Hier bekommt Leo eher durch Zufall über seinen Arbeitsplatz einen Tipp: Er erfährt von einem Leseförderungs-Projekt an einer Schule, in dem Kinder, die Probleme damit haben, beim Lesenlernen unterstützt werden. Dort engagieren sich bereits viele seiner Kollegen. Initiativ und spontan beschließt er, einmal pro Woche seine Mittagspause zu investieren, um hierbei ehrenamtlich mitzuwirken. Und es macht ihm sogar ungeheuer viel Spaß!
Außerdem lässt es sich gut in seinen vorhandenen engen Zeitplan integrieren. Alles eine Frage der Organisation. Das viel verwendete Argument "Keine Zeit" ist also nicht unbedingt eine Entschuldigung.

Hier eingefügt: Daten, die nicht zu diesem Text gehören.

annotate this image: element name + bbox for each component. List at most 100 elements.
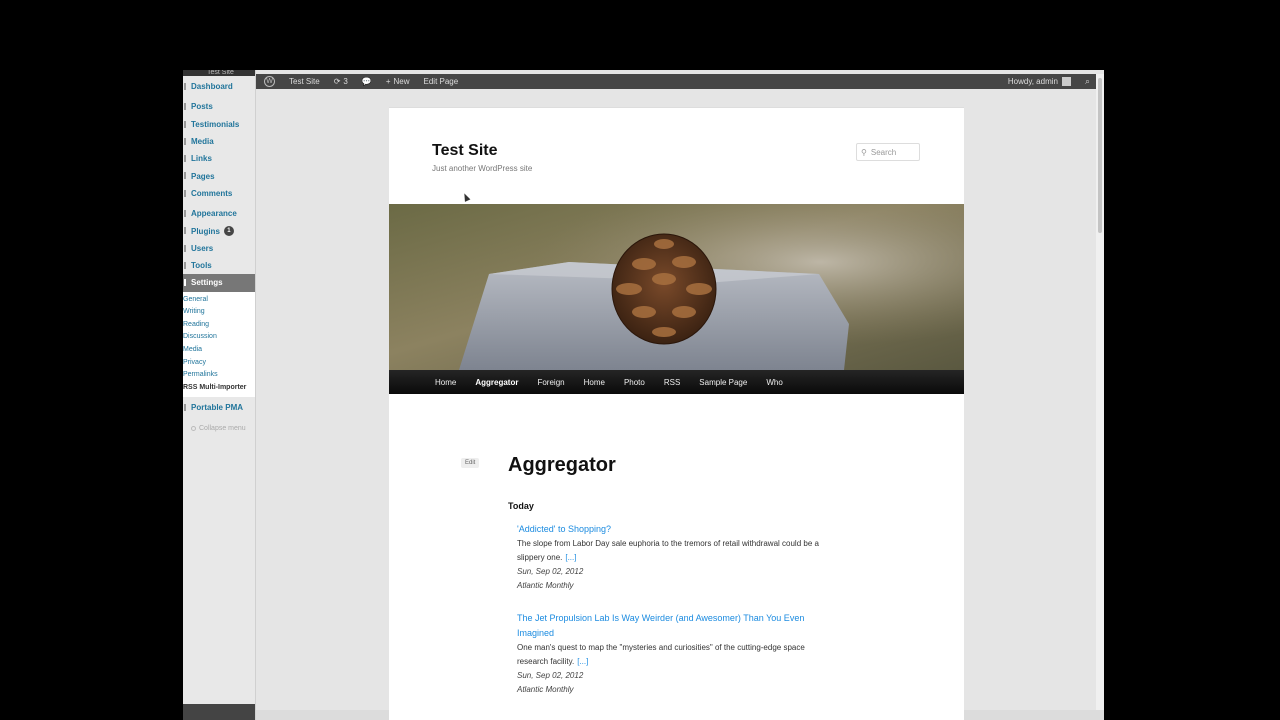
comments-bubble-icon: 💬 [361,77,372,86]
feed-item-title[interactable]: 'Addicted' to Shopping? [517,522,837,537]
feed-item-excerpt: The slope from Labor Day sale euphoria t… [517,537,837,565]
submenu-item-permalinks[interactable]: Permalinks [183,369,255,382]
nav-aggregator[interactable]: Aggregator [475,378,518,387]
adminbar-edit-page[interactable]: Edit Page [424,77,459,86]
sidebar-item-label: Users [191,243,214,253]
page-title: Aggregator [508,454,616,476]
adminbar-search-icon[interactable]: ⌕ [1085,76,1090,87]
tools-icon [184,261,186,269]
sidebar-item-media[interactable]: Media [183,133,255,150]
collapse-menu-label: Collapse menu [199,425,246,433]
sidebar-item-pages[interactable]: Pages [183,167,255,184]
submenu-item-general[interactable]: General [183,294,255,307]
sidebar-item-label: Dashboard [191,82,233,92]
users-icon [184,244,186,252]
portable-pma-icon [184,404,186,412]
feed-item: 'Addicted' to Shopping? The slope from L… [517,522,837,593]
feed-item-title[interactable]: The Jet Propulsion Lab Is Way Weirder (a… [517,611,837,641]
plus-icon: + [385,77,391,86]
screen: Test Site Dashboard Posts Testimonials M… [0,0,1280,720]
sidebar-item-tools[interactable]: Tools [183,257,255,274]
collapse-icon [191,426,196,432]
nav-photo[interactable]: Photo [624,378,645,387]
nav-home-2[interactable]: Home [584,378,605,387]
feed-item-date: Sun, Sep 02, 2012 [517,671,584,680]
plugins-update-badge: 1 [223,226,234,237]
search-input[interactable]: ⚲ Search [856,143,920,161]
excerpt-line: research facility. [517,657,575,666]
wp-admin-bar: W Test Site ⟳ 3 💬 + New Edit Page Howdy, a… [256,74,1096,89]
appearance-icon [184,210,186,218]
site-title[interactable]: Test Site [432,142,498,160]
site-description: Just another WordPress site [432,164,533,173]
sidebar-item-links[interactable]: Links [183,150,255,167]
title-line: The Jet Propulsion Lab Is Way Weirder (a… [517,613,805,623]
adminbar-updates[interactable]: ⟳ 3 [334,77,348,86]
feed-item-source: Atlantic Monthly [517,685,574,694]
nav-rss[interactable]: RSS [664,378,680,387]
sidebar-item-appearance[interactable]: Appearance [183,205,255,222]
sidebar-item-label: Comments [191,188,233,198]
sidebar-item-label: Tools [191,261,212,271]
title-line: Imagined [517,628,555,638]
pages-icon [184,172,186,180]
adminbar-comments[interactable]: 💬 [362,77,372,86]
nav-home[interactable]: Home [435,378,456,387]
sidebar-item-label: Pages [191,171,215,181]
sidebar-bottom-strip [183,704,255,720]
excerpt-line: The slope from Labor Day sale euphoria t… [517,539,819,548]
sidebar-item-plugins[interactable]: Plugins 1 [183,222,255,239]
plugins-icon [184,227,186,235]
nav-sample-page[interactable]: Sample Page [699,378,747,387]
sidebar-item-settings[interactable]: Settings [183,274,255,292]
vertical-scrollbar[interactable] [1096,74,1104,714]
sidebar-item-testimonials[interactable]: Testimonials [183,116,255,133]
browser-window: W Test Site ⟳ 3 💬 + New Edit Page Howdy, a… [256,70,1104,720]
excerpt-line: slippery one. [517,553,563,562]
sidebar-item-label: Portable PMA [191,403,244,413]
updates-icon: ⟳ [333,77,341,86]
admin-sidebar: Test Site Dashboard Posts Testimonials M… [183,70,256,720]
search-icon: ⚲ [861,147,867,157]
feed-item-date: Sun, Sep 02, 2012 [517,567,584,576]
nav-foreign[interactable]: Foreign [537,378,564,387]
feed-item-source: Atlantic Monthly [517,581,574,590]
sidebar-item-dashboard[interactable]: Dashboard [183,78,255,95]
day-heading: Today [508,501,534,511]
settings-icon [184,279,186,287]
dashboard-icon [184,83,186,90]
edit-page-button[interactable]: Edit [461,458,480,468]
submenu-item-rss-multi-importer[interactable]: RSS Multi-Importer [183,382,255,395]
scrollbar-thumb[interactable] [1098,78,1102,233]
adminbar-right: Howdy, admin ⌕ [1008,76,1096,87]
read-more-link[interactable]: [...] [565,553,576,562]
sidebar-item-posts[interactable]: Posts [183,98,255,115]
sidebar-item-label: Media [191,137,214,147]
collapse-menu-button[interactable]: Collapse menu [183,423,255,435]
sidebar-item-comments[interactable]: Comments [183,185,255,202]
adminbar-site-link[interactable]: Test Site [289,77,320,86]
links-icon [184,155,186,163]
pine-cone-on-stone-image [389,204,964,370]
howdy-user[interactable]: Howdy, admin [1008,77,1058,86]
sidebar-item-users[interactable]: Users [183,240,255,257]
submenu-item-media[interactable]: Media [183,344,255,357]
excerpt-line: One man's quest to map the "mysteries an… [517,643,805,652]
submenu-item-reading[interactable]: Reading [183,319,255,332]
wordpress-logo-icon[interactable]: W [264,76,275,87]
submenu-item-discussion[interactable]: Discussion [183,331,255,344]
comments-icon [184,189,186,197]
site-page: Test Site Just another WordPress site ⚲ S… [389,107,964,720]
sidebar-item-portable-pma[interactable]: Portable PMA [183,399,255,416]
read-more-link[interactable]: [...] [577,657,588,666]
sidebar-item-label: Settings [191,278,223,288]
search-placeholder: Search [870,147,897,157]
nav-who[interactable]: Who [766,378,782,387]
posts-icon [184,103,186,111]
avatar[interactable] [1061,77,1071,86]
header-image[interactable] [389,204,964,370]
sidebar-item-label: Testimonials [191,119,240,129]
submenu-item-privacy[interactable]: Privacy [183,357,255,370]
submenu-item-writing[interactable]: Writing [183,306,255,319]
adminbar-new[interactable]: + New [386,77,410,86]
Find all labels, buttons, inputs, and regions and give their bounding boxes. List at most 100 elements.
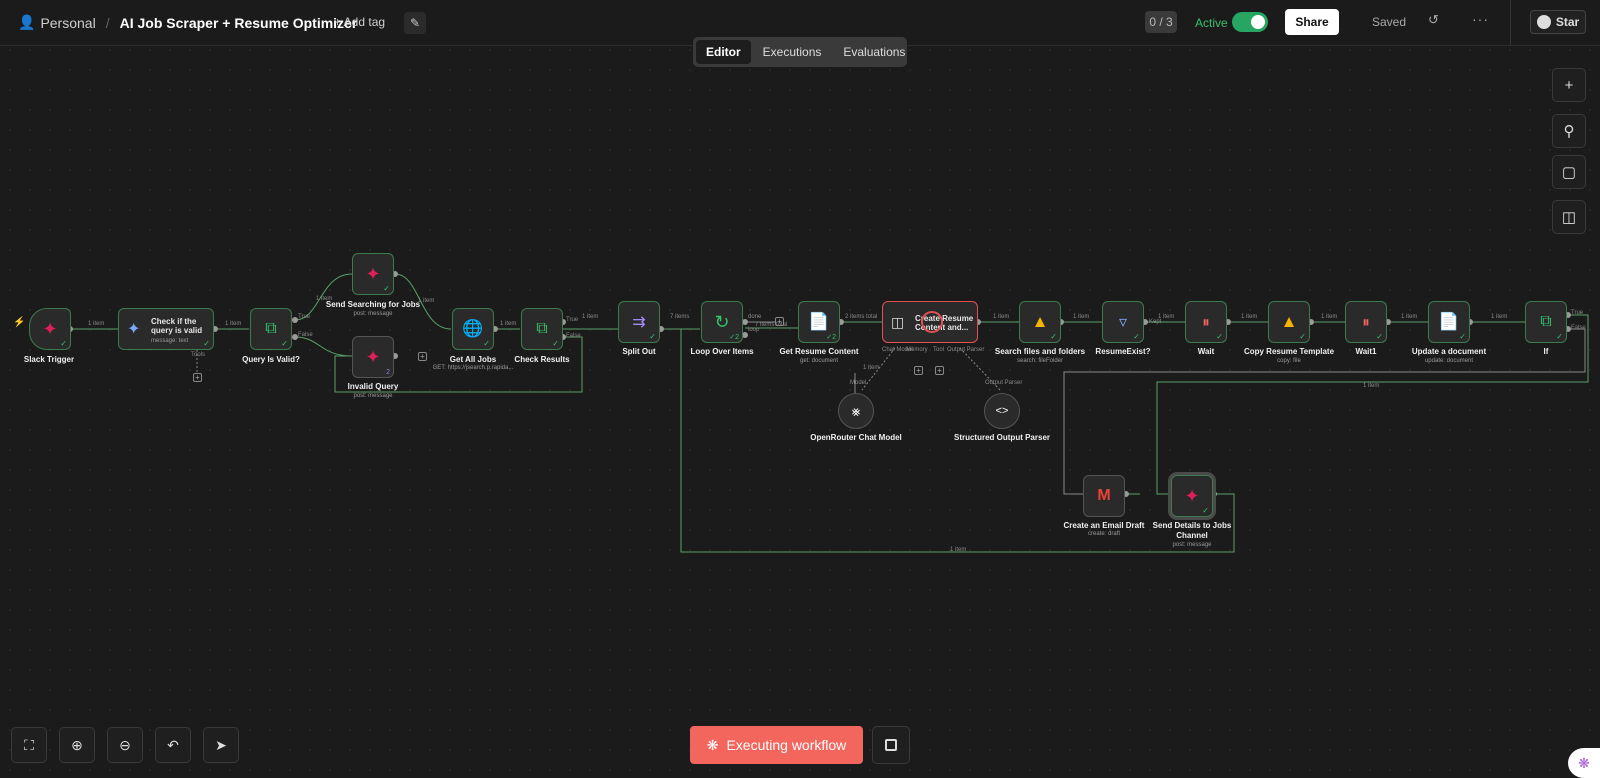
node-loop-over-items[interactable]: ↻ ✓2 (701, 301, 743, 343)
google-docs-icon: 📄 (1438, 312, 1460, 331)
node-get-resume-content[interactable]: 📄 ✓2 (798, 301, 840, 343)
node-email-draft[interactable]: M (1083, 475, 1125, 517)
if-icon: ⧉ (1540, 313, 1552, 330)
undo-icon[interactable]: ↶ (155, 727, 191, 763)
node-subtitle: GET: https://jsearch.p.rapida... (432, 365, 514, 371)
port-label: False (1571, 325, 1586, 331)
node-get-all-jobs[interactable]: 🌐 ✓ (452, 308, 494, 350)
node-wait1[interactable]: ⏸ ✓ (1345, 301, 1387, 343)
port-label: Memory (906, 347, 928, 353)
gmail-icon: M (1097, 487, 1111, 504)
node-resume-exist[interactable]: ▿ ✓ (1102, 301, 1144, 343)
zoom-out-icon[interactable]: ⊖ (107, 727, 143, 763)
filter-icon: ▿ (1118, 314, 1128, 331)
node-subtitle: copy: file (1277, 358, 1301, 364)
node-subtitle: post: message (1172, 542, 1212, 548)
node-if[interactable]: ⧉ ✓ (1525, 301, 1567, 343)
port-label: Tool (933, 347, 945, 353)
edge-label: 1 item (1321, 314, 1338, 320)
gemini-icon: ✦ (127, 321, 141, 338)
zoom-in-icon[interactable]: ⊕ (59, 727, 95, 763)
search-icon[interactable]: ⚲ (1552, 114, 1586, 148)
fit-view-icon[interactable]: ⛶ (11, 727, 47, 763)
success-check-icon: ✓ (1556, 332, 1563, 341)
cursor-icon[interactable]: ➤ (203, 727, 239, 763)
node-label: Check Results (514, 355, 570, 364)
success-check-icon: ✓ (483, 339, 490, 348)
port-label: False (566, 333, 581, 339)
node-label: Update a document (1411, 347, 1487, 356)
edge-label: 1 item (225, 321, 242, 327)
split-icon: ⇉ (632, 314, 646, 331)
slack-icon: ✦ (42, 318, 58, 339)
edge-label: 1 item (863, 365, 880, 371)
spinner-icon (921, 311, 943, 333)
item-count-badge: 2 (386, 369, 390, 376)
executing-workflow-button[interactable]: ❋ Executing workflow (690, 726, 863, 764)
node-subtitle: get: document (799, 358, 839, 364)
node-openrouter-chat-model[interactable]: ⨳ (838, 393, 874, 429)
success-check-icon: ✓ (1216, 332, 1223, 341)
port-label: True (1571, 310, 1584, 316)
code-icon: <> (995, 405, 1009, 417)
port-label: Output Parser (985, 380, 1023, 386)
node-wait[interactable]: ⏸ ✓ (1185, 301, 1227, 343)
stop-execution-button[interactable] (872, 726, 910, 764)
port-label: Output Parser (947, 347, 985, 353)
node-split-out[interactable]: ⇉ ✓ (618, 301, 660, 343)
edge-label: 1 item (582, 314, 599, 320)
success-check-icon: ✓ (1133, 332, 1140, 341)
success-check-icon: ✓ (203, 339, 210, 348)
slack-icon: ✦ (1184, 485, 1200, 506)
if-icon: ⧉ (536, 320, 548, 337)
slack-icon: ✦ (365, 346, 381, 367)
edge-label: 1 item (950, 547, 967, 553)
sticky-note-icon[interactable]: ▢ (1552, 155, 1586, 189)
node-send-searching[interactable]: ✦ ✓ (352, 253, 394, 295)
edge-label: 1 item (993, 314, 1010, 320)
add-node-plus-icon[interactable]: + (1552, 68, 1586, 102)
edge-label: 1 item (500, 321, 517, 327)
node-subtitle: search: fileFolder (1016, 358, 1064, 364)
loop-icon: ↻ (714, 311, 730, 332)
edge-label: 7 items total (755, 322, 788, 328)
node-label: Structured Output Parser (953, 433, 1050, 442)
add-tool-button[interactable]: + (193, 373, 202, 382)
node-label: Send Searching for Jobs (325, 300, 421, 309)
success-check-icon: ✓ (1459, 332, 1466, 341)
node-search-files[interactable]: ▲ ✓ (1019, 301, 1061, 343)
pause-icon: ⏸ (1202, 313, 1210, 331)
node-structured-output-parser[interactable]: <> (984, 393, 1020, 429)
stop-icon (885, 739, 897, 751)
node-copy-resume-template[interactable]: ▲ ✓ (1268, 301, 1310, 343)
openrouter-icon: ⨳ (851, 402, 861, 419)
success-check-icon: ✓ (1050, 332, 1057, 341)
node-subtitle: post: message (353, 393, 393, 399)
add-tool-button[interactable]: + (935, 366, 944, 375)
globe-icon: 🌐 (462, 319, 484, 338)
node-query-valid[interactable]: ⧉ ✓ (250, 308, 292, 350)
panel-icon[interactable]: ◫ (1552, 200, 1586, 234)
node-label: Query Is Valid? (242, 355, 300, 364)
port-label: done (748, 314, 762, 320)
node-check-query[interactable]: ✦ Check if the query is valid message: t… (118, 308, 214, 350)
node-invalid-query[interactable]: ✦ 2 (352, 336, 394, 378)
port-label: True (566, 317, 579, 323)
node-subtitle: post: message (353, 311, 393, 317)
node-slack-trigger[interactable]: ✦ ✓ (29, 308, 71, 350)
node-create-resume-content[interactable]: ◫ Create Resume Content and... (882, 301, 978, 343)
node-check-results[interactable]: ⧉ ✓ (521, 308, 563, 350)
node-update-document[interactable]: 📄 ✓ (1428, 301, 1470, 343)
node-subtitle: update: document (1424, 358, 1474, 364)
success-check-icon: ✓ (1299, 332, 1306, 341)
edge-label: 1 item (1401, 314, 1418, 320)
node-send-details[interactable]: ✦ ✓ (1171, 475, 1213, 517)
port-label: Tools (191, 352, 206, 358)
edge-label: 1 item (316, 296, 333, 302)
assistant-icon[interactable]: ❋ (1568, 748, 1600, 778)
success-check-icon: ✓ (1376, 332, 1383, 341)
add-memory-button[interactable]: + (914, 366, 923, 375)
edge-label: 2 items total (845, 314, 878, 320)
port-label: False (298, 332, 313, 338)
success-check-icon: ✓ (383, 284, 390, 293)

Schon eine Stunde wöchentlich etwas zum Wohle der Allgemeinheit tun bewirkt viel; viel mehr als nur ein gutes Gefühl!

Dies soll als Überblick über dieses vielfältige Themenspektrum, und als zum Nachdenken anregende Inspiration, als Anreiz, genügen.


Meine Rezension und Fazit

Es ist dem Autor gelungen, auf unterhaltsame, leicht verständliche und ausgewogene, aber nichtsdestotrotz eindringliche Weise gelungen, dem Leser aufzuzeigen, wie man durch Information, bewusste Kauf- oder Verzichts-Entscheidungen, und entsprechenden durchführbaren (v. A. bezahlbaren!) Maßnahmen sich nach und nach immer mehr auf eine ökologischere, global verträglichere und nicht mehr so verschwenderischere Lebensweise umstellen kann. Dabei ist er mit gutem Beispiel vorangegangen.
Natürlich ist es auch klar, dass man nicht alles auf einmal umsetzen kann, dass man aber auch mal selektieren muss, was einen persönlich am wichtigsten erscheint, und dass man ab und zu auch mal Kompromisse eingehen muss. Insgesamt aber gibt es schon einiges, was man tun bzw. ändern kann - und hier sollte man auch keinerlei Angst vor Selbstkritik haben. Das muss allerdings nicht unbedingt bedeuten, dass man ständig mit einem schlechten Gewissen herumläuft - manchmal wird man auch gezwungen sein, ein Auge zuzudrücken.
Das Entscheidende ist aber, dass man in der Regel die Augen offen behält, und sich auch, wenn man einmal eine Ausnahme machen muss (z.B. weil nichts anderes im Angebot ist oder man dafür unvertretbar lange Autostrecken in Anspruch nehmen müsste, oder weil es kein Geschäft für Bioklamotten in der Gegend gibt und man auch keine Zeit geschweige denn das Talent hat, sich seine Kleidung selber zu nähen), bewusst ist, was seine Verhaltensweise als Konsument auf der anderen Seite der Welt für Auswirkungen haben kann.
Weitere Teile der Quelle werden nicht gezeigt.